Ti fa sentire proprio frollo, ti fa #Anthony Burgess #Arancia meccanica #citazione

- Ti fa sentire proprio frollo, ti fa, - disse Pete. Si locchiava benissimo che al povero vecchio Bamba non gli quadrava mica tanto, ma non disse nulla per paura d'esser considerato un pivello micco e tonno. Be', ce ne andammo all'angolo di Attlee Avenue, dove c'era questo negozio di dolci e cancerose ancora aperto. Erano quasi tre mesi che li lasciavamo in pace e tutto sommato il quartiere era piuttosto tranquillo, quindi non c'erano molte pattuglie di rozzi o cerini in giro essendo tutti piú a nord del fiume in quei giorni. Ci mettemmo le maschere - erano delle novità cinebrivido fatte proprio alla perfezione; erano tutte facce di personalità storiche (ti dicevano il nome quando le compravi) e io avevo Disraeli, Pete aveva Elvis Presley, Georgie aveva Enrico VIII e il povero vecchio Bamba aveva un martino poeta chiamato Pibi Shelley, ed era un travestimento che sembrava vero, capelli e tutto, e di una specialissima trucca plastica che potevi arrotolarla quando avevi finito e nasconderla dentro lo stivale - poi tre di noi entrarono dentro e Pete restò fuori a far antenna, non che ci fosse molto da preoccuparsi ma comunque. Appena planammo nel negozio ci dirigemmo verso Slouse che era il gestore, una grossa gelatina di manzo che locchiò subito l'aria che tirava e fece per correre nel retro dove c'era il telefono e forse anche la sua forosa ben oliata, completa di sei sporchi colpi.

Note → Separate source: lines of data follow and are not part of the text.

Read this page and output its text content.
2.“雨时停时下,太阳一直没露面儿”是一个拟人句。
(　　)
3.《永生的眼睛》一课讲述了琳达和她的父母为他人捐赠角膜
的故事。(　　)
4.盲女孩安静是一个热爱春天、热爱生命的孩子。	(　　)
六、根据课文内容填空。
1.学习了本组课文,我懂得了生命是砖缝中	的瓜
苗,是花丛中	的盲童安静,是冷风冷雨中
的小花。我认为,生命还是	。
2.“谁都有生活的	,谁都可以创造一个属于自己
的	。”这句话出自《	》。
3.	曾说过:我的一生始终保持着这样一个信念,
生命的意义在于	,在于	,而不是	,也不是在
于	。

 Ma Bamba fu dietro al bancone guizzo come un uccello, mandando i pacchetti di taba a sfasciarsi sopra un grosso cartellone di una quaglia che faceva flash agli avventori con tutti gli zughí, e con i tuberi che quasi cascavano di fuori, per reclamizzare qualche nuova marca di cancerose. Allora si locchiò una specie di grossa palla rotolare nel retro dietro la tenda, ed erano Bamba e Slouse come incatenati in una lotta mortale. Poi dietro la tenda si snicchiò ansimare e rantolare e scalciare, e trucche che cascavano, e bestemmiare, e poi tutto un crash crash crash di vetri. Mamma Slouse, la moglie, stava come impietrita dietro il bancone. Si capiva che avrebbe scricciato a piú non posso se gliene davi l'occasione, cosí piombai dietro quel banco guizzo guizzo e l'acchiappai, ed era un gran bidone cinebrivido, tutta sniffiosa di profumo e con dei grossi tuberi flipflop tutti sballonzolanti.

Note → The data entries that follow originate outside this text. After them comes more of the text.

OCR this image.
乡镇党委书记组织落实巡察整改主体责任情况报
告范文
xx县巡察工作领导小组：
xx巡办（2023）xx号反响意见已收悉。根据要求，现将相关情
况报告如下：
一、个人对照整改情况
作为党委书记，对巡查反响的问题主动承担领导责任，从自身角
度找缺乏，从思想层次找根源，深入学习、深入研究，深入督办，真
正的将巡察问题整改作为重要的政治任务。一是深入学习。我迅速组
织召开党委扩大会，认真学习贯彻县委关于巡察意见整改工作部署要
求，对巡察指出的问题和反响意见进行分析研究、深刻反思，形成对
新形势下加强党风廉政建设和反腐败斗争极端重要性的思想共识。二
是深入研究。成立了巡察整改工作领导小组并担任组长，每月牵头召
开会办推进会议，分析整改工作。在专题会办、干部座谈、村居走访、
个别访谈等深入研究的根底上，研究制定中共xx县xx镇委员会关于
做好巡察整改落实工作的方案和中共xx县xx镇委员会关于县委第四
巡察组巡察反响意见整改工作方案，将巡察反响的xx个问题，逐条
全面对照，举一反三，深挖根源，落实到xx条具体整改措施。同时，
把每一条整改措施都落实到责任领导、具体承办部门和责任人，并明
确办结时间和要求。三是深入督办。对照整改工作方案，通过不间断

 Le misi una granfia sul truglio per impedirle di mugghiare morte e distruzione ai quattro venti, ma questa cucciolona mi ci dette un accidenti di morsaccio lurido e cosí fui io che scricciai, e lei se ne venne fuori con un flipposo urlo per i rozzi che era una bellezza. Allora si dovette festarla perbenino con uno dei pesi della bilancla e poi le feci una bella carezza con un piede di porco che tenevano per aprire le casse, e quello fece uscire il rosso come un vecchio amico.



Cosí adesso era per terra e le demmo una strappatina alle palandre tanto per divertirci e una piccola stivalata perché smettesse di lamentarsi. E, locchiandola là distesa con i tuberi all'aria, mi chiesi lo faccio o non lo faccio, ma quello era per piú tardi nella serata. Poi ripulimmo la cassa - quella cupa c'era un flipposo bottino cinebrivido - e dopo esserci serviti delle migliori cancerose piú super che c'erano, ce n'andammo, fratelli.